Augmentation des morts au travail, quelle justice pour les travailleurs.es ?
En 2025, 20 travailleurs ont perdu la vie au travail en Loire-Atlantique, c’est 11 de plus que l’année précédente et 14 de plus qu’en 2023 (764 Accident du Travail mortels en France en 2024 - Chiffres uniquement CNAM, ne prenant pas en compte le régime agricole, indépendants et régime fonction publique). Les malaises et les suicides sont en augmentation et traduisent la dégradation des conditions de travail, l’intensification des cadences, l’explosion des Risques Psycho Sociaux. La recherche des profits au détriment de la santé des salarié.es est un élément central pour expliquer ces chiffres.

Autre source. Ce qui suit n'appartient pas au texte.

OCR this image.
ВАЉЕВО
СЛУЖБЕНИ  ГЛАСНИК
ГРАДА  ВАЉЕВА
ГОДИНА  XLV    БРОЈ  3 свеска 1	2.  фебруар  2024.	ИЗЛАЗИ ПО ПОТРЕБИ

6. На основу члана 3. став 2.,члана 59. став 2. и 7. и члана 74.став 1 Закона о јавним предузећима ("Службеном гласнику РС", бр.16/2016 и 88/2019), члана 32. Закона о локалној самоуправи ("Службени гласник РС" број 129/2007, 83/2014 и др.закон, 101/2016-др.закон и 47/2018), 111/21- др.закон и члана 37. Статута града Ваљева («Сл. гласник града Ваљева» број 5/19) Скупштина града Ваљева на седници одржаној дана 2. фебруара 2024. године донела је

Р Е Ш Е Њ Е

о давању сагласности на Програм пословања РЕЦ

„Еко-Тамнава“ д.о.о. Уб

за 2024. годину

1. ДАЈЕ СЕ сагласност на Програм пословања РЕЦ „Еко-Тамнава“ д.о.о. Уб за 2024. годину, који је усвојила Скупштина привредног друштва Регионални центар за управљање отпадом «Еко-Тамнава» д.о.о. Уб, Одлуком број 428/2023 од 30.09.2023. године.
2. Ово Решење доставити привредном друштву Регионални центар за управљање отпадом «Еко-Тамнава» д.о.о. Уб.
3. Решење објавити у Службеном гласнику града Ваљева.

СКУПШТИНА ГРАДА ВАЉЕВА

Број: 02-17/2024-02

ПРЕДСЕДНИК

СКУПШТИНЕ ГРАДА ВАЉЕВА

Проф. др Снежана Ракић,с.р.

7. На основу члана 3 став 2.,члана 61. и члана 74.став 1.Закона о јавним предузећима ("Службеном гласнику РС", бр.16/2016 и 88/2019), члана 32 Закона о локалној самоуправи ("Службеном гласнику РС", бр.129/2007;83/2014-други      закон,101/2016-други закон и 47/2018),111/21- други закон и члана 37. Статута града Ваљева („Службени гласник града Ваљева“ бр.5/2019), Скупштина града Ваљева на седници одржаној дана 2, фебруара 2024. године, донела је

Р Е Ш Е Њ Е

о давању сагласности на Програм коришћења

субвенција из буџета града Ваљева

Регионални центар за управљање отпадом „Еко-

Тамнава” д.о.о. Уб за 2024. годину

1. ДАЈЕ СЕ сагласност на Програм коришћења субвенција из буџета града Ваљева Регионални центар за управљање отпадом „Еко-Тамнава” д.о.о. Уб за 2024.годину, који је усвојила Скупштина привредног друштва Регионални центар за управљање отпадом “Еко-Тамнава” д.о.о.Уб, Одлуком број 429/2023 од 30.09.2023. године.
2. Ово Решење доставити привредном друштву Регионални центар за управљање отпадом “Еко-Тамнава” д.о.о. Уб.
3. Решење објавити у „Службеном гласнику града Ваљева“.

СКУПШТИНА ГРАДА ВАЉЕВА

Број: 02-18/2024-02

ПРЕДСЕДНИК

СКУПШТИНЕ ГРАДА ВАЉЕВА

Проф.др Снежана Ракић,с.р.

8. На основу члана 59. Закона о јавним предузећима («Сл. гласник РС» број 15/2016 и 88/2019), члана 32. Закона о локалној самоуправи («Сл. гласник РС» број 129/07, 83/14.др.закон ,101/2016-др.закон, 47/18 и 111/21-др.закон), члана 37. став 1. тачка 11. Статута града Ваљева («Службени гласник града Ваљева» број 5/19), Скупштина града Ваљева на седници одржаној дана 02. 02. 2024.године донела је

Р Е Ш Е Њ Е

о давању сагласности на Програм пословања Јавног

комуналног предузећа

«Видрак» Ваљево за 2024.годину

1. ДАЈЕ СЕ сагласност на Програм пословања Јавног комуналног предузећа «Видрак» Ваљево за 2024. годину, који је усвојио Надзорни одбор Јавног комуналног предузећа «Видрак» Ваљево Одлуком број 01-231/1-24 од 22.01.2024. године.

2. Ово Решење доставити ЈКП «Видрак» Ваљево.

Les accidents du travail font l’objet d’une sous-déclaration massive que nous estimons à plus de 60 % et les statistiques officielles ne prennent pas en compte le travail illégal, les travailleurs ubérisés, les salariés détachés sur le territoire, etc.... Les chiffres réels sont donc très probablement encore plus alarmants.
Plusieurs autres facteurs peuvent également expliquer cette évolution, et notamment l’absence de volonté politique de poursuivre et sanctionner pénalement les manquements à la sécurité sur les lieux de travail, spécifiquement dans le département.
En effet, si les accidents du travail mortels donnent lieu quasi systématiquement à l’établissement de procédures pénales de la part des services de l’inspection du travail, pointant les manquements des entreprises en matière de prévention des risques, peu donnent lieu à condamnation pénale. Des entreprises qui cherchent toujours à se dédouaner de leur responsabilité collective et organisationnelle pour rechercher celle individuelle des salariés.
Quand ces procédures ne sont pas classées sans suite, comme c’est trop souvent le cas, les tribunaux de Nantes et de Saint Nazaire n’informent pas les services de l’inspection du travail des suites données : 161 procès-verbaux dressés suite à des accidents graves du travail depuis 2014 n’ont donné lieu à aucun retour de la part du Parquet et sont sans suites pénales connues à ce jour. Les victimes, ayants droits, leurs familles et les parties civiles attendent pendant des années une réponse de la justice.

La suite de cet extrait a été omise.